Charging Up Your Portfolio

EVBox is described by TPG Pace as a “leading charging solutions platform for electric vehicles in Europe.” As of February of this year, EVBox had sold more than 235,000 charging ports.

I call charging ports a “picks and shovels” play in the electric vehicle market.

Think about gold miners for a moment. You can make a risky bet on a particular mining company. As an alternative, however, you can invest in a company that sells picks and shovels to many gold mining companies.

Similarly, you can bet on a company like EVBox, which doesn’t manufacture electric vehicles, but instead sells charging stations that will be needed to keep these vehicles running.

As Matt McCall and the InvestorPlace research staff put it, “It doesn’t matter which EV manufacturers win. It doesn’t matter which suppliers win. As long as EV usage expands, charging-station developers are going to prosper.”

Plus, TPG Pace asserts that Europe, EVBox’s biggest market, is currently the largest and fastest-growing electric vehicle market.

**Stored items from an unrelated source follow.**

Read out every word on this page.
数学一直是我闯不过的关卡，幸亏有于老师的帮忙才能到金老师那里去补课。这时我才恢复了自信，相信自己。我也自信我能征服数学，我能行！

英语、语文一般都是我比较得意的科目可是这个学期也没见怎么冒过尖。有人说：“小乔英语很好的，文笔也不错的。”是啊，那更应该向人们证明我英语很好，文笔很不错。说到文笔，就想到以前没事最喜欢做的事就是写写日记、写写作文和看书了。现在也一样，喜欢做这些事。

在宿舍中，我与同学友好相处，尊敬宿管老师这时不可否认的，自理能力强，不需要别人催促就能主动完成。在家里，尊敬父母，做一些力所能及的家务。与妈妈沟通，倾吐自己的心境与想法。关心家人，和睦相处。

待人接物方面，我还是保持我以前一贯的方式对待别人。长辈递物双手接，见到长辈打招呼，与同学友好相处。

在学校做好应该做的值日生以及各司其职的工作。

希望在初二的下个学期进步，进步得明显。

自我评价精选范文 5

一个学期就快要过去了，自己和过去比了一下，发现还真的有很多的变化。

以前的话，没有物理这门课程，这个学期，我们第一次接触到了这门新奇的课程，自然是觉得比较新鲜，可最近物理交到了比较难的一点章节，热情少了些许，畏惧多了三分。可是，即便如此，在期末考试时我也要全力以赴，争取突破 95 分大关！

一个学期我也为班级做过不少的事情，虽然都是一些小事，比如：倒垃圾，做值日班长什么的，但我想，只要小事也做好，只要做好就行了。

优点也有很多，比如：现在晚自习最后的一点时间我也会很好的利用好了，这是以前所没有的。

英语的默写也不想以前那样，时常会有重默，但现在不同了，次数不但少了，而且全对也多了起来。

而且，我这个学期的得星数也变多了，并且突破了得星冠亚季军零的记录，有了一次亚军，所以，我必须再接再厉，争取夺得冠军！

The company explains, “European EV sales have more than tripled over the past two years and {Europe} now stands as the clear leader in EV adoption with 10% of new auto sales in 2020 being electric.”

The Bottom Line

There’s a strong argument to be made that EVBox is a right-time and right-place type of company for the global electric vehicle revolution.

And as for TPGY stock investors, there may be volatility ahead. Don’t be surprised, though, if the shares set records in the summer of 2021.

On the date of publication, David Moadel did not have (either directly or indirectly) any positions in the securities mentioned in this article.